Do not watch this video if your motives would upset me, my desires are unclear to you, or my nuances are indecipherable.

You might be wondering why I’ve made myself this vulnerable. Look—I want to change the world, and that begins with you, seeing yourself. If you watch this video without my consent, then I hope you reflect on your reasons for objectifying me and participating in my rape, for, in that case, you were the one who couldn’t resist the urge to make Ceci N’est Pas Un Viol about what you wanted to make it about: rape.

Please, don’t participate in my rape. Watch kindly.

A special thank you to everyone who made Ceci N’est Pas Un Viol possible, especially my actor (*********), my director (Ted Lawson), and those I love who have guided and supported me.

 

The preface also includes questions for the sake of “reflection,” reproduced in full below:

  • Searching:

    • Are you searching for proof? Proof of what?
    • Are you searching for ways to either hurt or help me?
    • What are you looking for?
  • Desiring:

    • Do you desire pleasure?
    • Do you desire revulsion? Is this to counteract your unconscious enjoyment?
    • What do you want from this experience?
  • Me:

    • How well do you think you know me? Have we ever met?

    • Do you think I’m the perfect victim or the world’s worst victim?

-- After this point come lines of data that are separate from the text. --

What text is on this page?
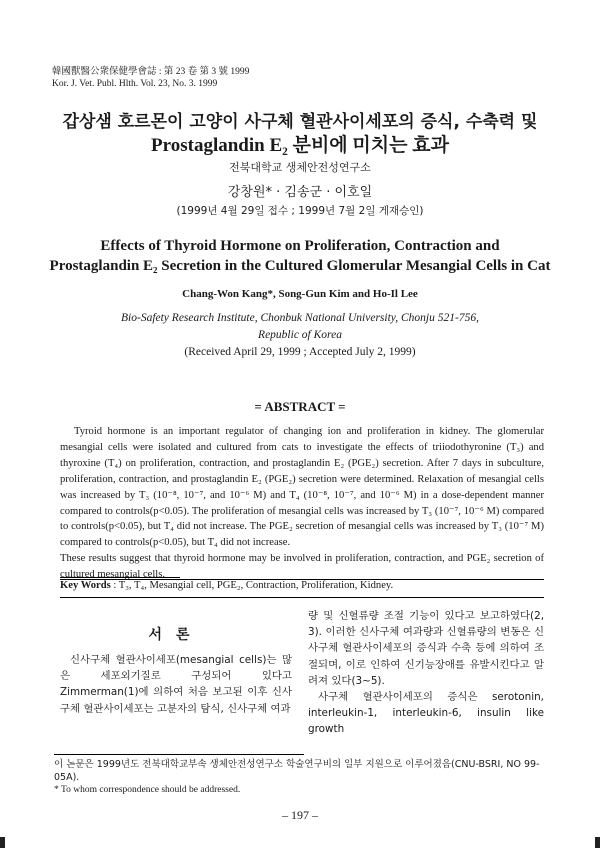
韓國獸醫公衆保健學會誌 : 第 23 卷 第 3 號 1999
Kor. J. Vet. Publ. Hlth. Vol. 23, No. 3. 1999
갑상샘 호르몬이 고양이 사구체 혈관사이세포의 증식, 수축력 및
Prostaglandin E₂ 분비에 미치는 효과
전북대학교 생체안전성연구소
강창원* · 김송군 · 이호일
(1999년 4월 29일 접수 ; 1999년 7월 2일 게재승인)
Effects of Thyroid Hormone on Proliferation, Contraction and
Prostaglandin E₂ Secretion in the Cultured Glomerular Mesangial Cells in Cat
Chang-Won Kang*, Song-Gun Kim and Ho-Il Lee
Bio-Safety Research Institute, Chonbuk National University, Chonju 521-756,
Republic of Korea
(Received April 29, 1999 ; Accepted July 2, 1999)
= ABSTRACT =

Tyroid hormone is an important regulator of changing ion and proliferation in kidney. The glomerular mesangial cells were isolated and cultured from cats to investigate the effects of triiodothyronine (T₃) and thyroxine (T₄) on proliferation, contraction, and prostaglandin E₂ (PGE₂) secretion. After 7 days in subculture, proliferation, contraction, and prostaglandin E₂ (PGE₂) secretion were determined. Relaxation of mesangial cells was increased by T₃ (10⁻⁸, 10⁻⁷, and 10⁻⁶ M) and T₄ (10⁻⁸, 10⁻⁷, and 10⁻⁶ M) in a dose-dependent manner compared to controls(p<0.05). The proliferation of mesangial cells was increased by T₃ (10⁻⁷, 10⁻⁶ M) compared to controls(p<0.05), but T₄ did not increase. The PGE₂ secretion of mesangial cells was increased by T₃ (10⁻⁷ M) compared to controls(p<0.05), but T₄ did not increase.

These results suggest that thyroid hormone may be involved in proliferation, contraction, and PGE₂ secretion of cultured mesangial cells.

Key Words : T₃, T₄, Mesangial cell, PGE₂, Contraction, Proliferation, Kidney.
서론

신사구체 혈관사이세포(mesangial cells)는 많은 세포외기질로 구성되어 있다고 Zimmerman(1)에 의하여 처음 보고된 이후 신사구체 혈관사이세포는 고분자의 탐식, 신사구체 여과

량 및 신혈류량 조절 기능이 있다고 보고하였다(2, 3). 이러한 신사구체 여과량과 신혈류량의 변동은 신사구체 혈관사이세포의 증식과 수축 등에 의하여 조절되며, 이로 인하여 신기능장애를 유발시킨다고 알려져 있다(3~5).

사구체 혈관사이세포의 증식은 serotonin, interleukin-1, interleukin-6, insulin like growth

이 논문은 1999년도 전북대학교부속 생체안전성연구소 학술연구비의 일부 지원으로 이루어졌음(CNU-BSRI, NO 99-05A).
* To whom correspondence should be addressed.
– 197 –
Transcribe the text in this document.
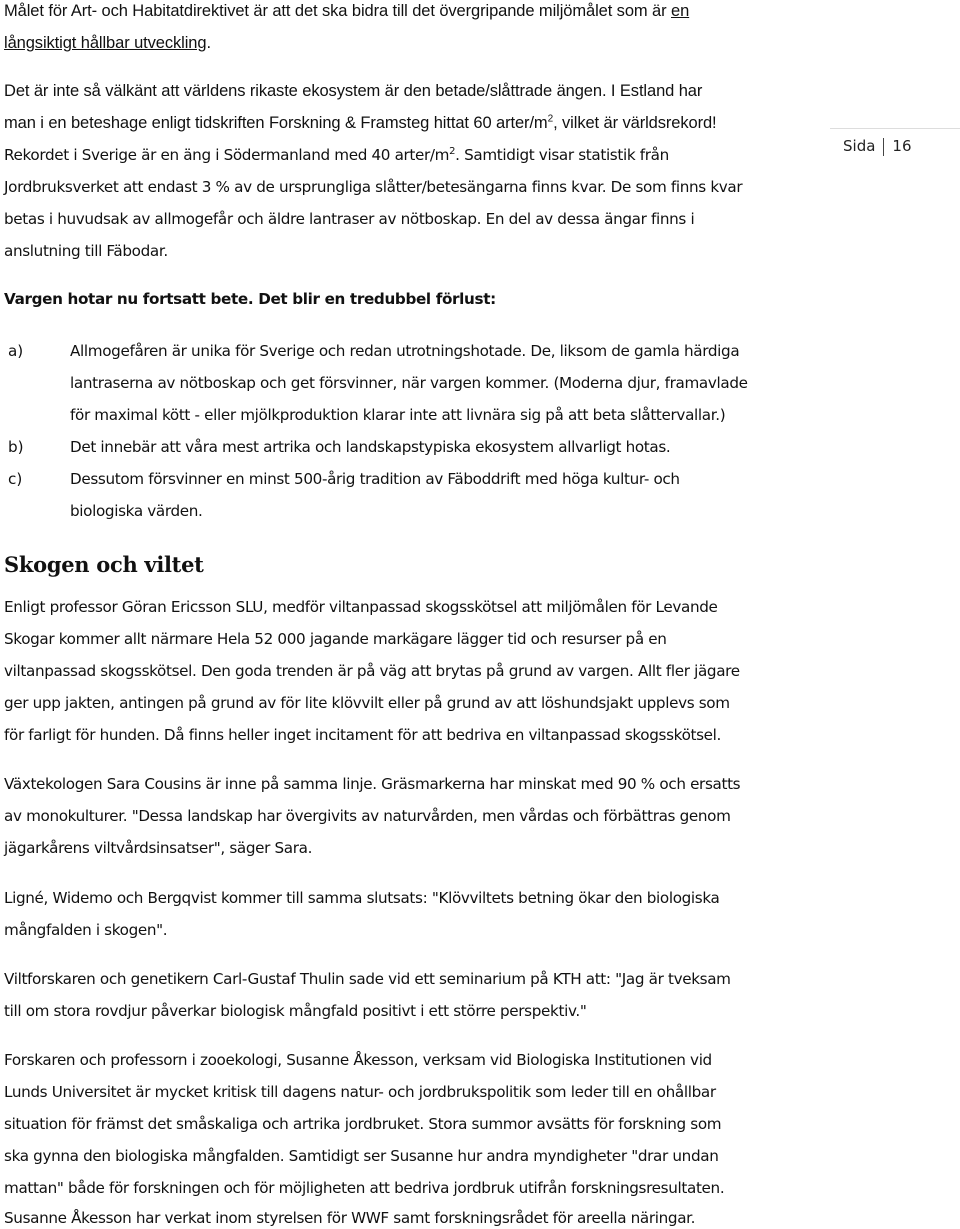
Målet för Art- och Habitatdirektivet är att det ska bidra till det övergripande miljömålet som är en
långsiktigt hållbar utveckling.
Det är inte så välkänt att världens rikaste ekosystem är den betade/slåttrade ängen. I Estland har
man i en beteshage enligt tidskriften Forskning & Framsteg hittat 60 arter/$m^2$, vilket är världsrekord!
Rekordet i Sverige är en äng i Södermanland med 40 arter/$m^2$. Samtidigt visar statistik från
Jordbruksverket att endast 3 % av de ursprungliga slåtter/betesängarna finns kvar. De som finns kvar
betas i huvudsak av allmogefår och äldre lantraser av nötboskap. En del av dessa ängar finns i
anslutning till Fäbodar.
Sida 16
Vargen hotar nu fortsatt bete. Det blir en tredubbel förlust:
a)	Allmogefåren är unika för Sverige och redan utrotningshotade. De, liksom de gamla härdiga
lantraserna av nötboskap och get försvinner, när vargen kommer. (Moderna djur, framavlade
för maximal kött - eller mjölkproduktion klarar inte att livnära sig på att beta slåttervallar.)
b)	Det innebär att våra mest artrika och landskapstypiska ekosystem allvarligt hotas.
c)	Dessutom försvinner en minst 500-årig tradition av Fäboddrift med höga kultur- och
biologiska värden.
Skogen och viltet
Enligt professor Göran Ericsson SLU, medför viltanpassad skogsskötsel att miljömålen för Levande
Skogar kommer allt närmare Hela 52 000 jagande markägare lägger tid och resurser på en
viltanpassad skogsskötsel. Den goda trenden är på väg att brytas på grund av vargen. Allt fler jägare
ger upp jakten, antingen på grund av för lite klövvilt eller på grund av att löshundsjakt upplevs som
för farligt för hunden. Då finns heller inget incitament för att bedriva en viltanpassad skogsskötsel.
Växtekologen Sara Cousins är inne på samma linje. Gräsmarkerna har minskat med 90 % och ersatts
av monokulturer. "Dessa landskap har övergivits av naturvården, men vårdas och förbättras genom
jägarkårens viltvårdsinsatser", säger Sara.
Ligné, Widemo och Bergqvist kommer till samma slutsats: "Klövviltets betning ökar den biologiska
mångfalden i skogen".
Viltforskaren och genetikern Carl-Gustaf Thulin sade vid ett seminarium på KTH att: "Jag är tveksam
till om stora rovdjur påverkar biologisk mångfald positivt i ett större perspektiv."
Forskaren och professorn i zooekologi, Susanne Åkesson, verksam vid Biologiska Institutionen vid
Lunds Universitet är mycket kritisk till dagens natur- och jordbrukspolitik som leder till en ohållbar
situation för främst det småskaliga och artrika jordbruket. Stora summor avsätts för forskning som
ska gynna den biologiska mångfalden. Samtidigt ser Susanne hur andra myndigheter "drar undan
mattan" både för forskningen och för möjligheten att bedriva jordbruk utifrån forskningsresultaten.
Susanne Åkesson har verkat inom styrelsen för WWF samt forskningsrådet för areella näringar.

    • Do you refuse to see me as either a human being or a victim? If so, why? Is it to deny me agency and thus further victimize me? If so, what do you think of the fact that you owe your ability to do so to me, since I’m the one who took a risk and made myself vulnerable in the first place?

    • Do you hate me? If so, how does it feel to hate me?

 

The video’s release was first reported by the art website artnet, which also interviewed Sulkowicz about the video’s content. Although it has only surfaced now, the video was apparently created several months ago, over Columbia’s winter break. (RELATED: The Text Of The Mattress Girl Lawsuit Will Shock You)

“I am interested in what the public does with it, which begins with the way they deal with it from the moment it’s disseminated,” she told artnet, adding that she “definitely” was seeking to make a statement about how videos can go viral.

Sulkowicz’s decidedly unique artistic career isn’t finished either, she says. She told artnet that a third work of art would be debuting within a week, and insisted she wants to become known for more than just carrying a mattress.

“Yeah, I mean, when people call me ‘Mattress Girl’ I find that really infuriating,” she said. “It’s like, OK great, so you think that I’ll never progress beyond that point. That I’ll be a ‘Mattress Girl’ rather than a living, breathing person who has the ability to change.”

It’s safe to say that Sulkowicz has her wish. She won’t just be known for carrying a mattress anymore.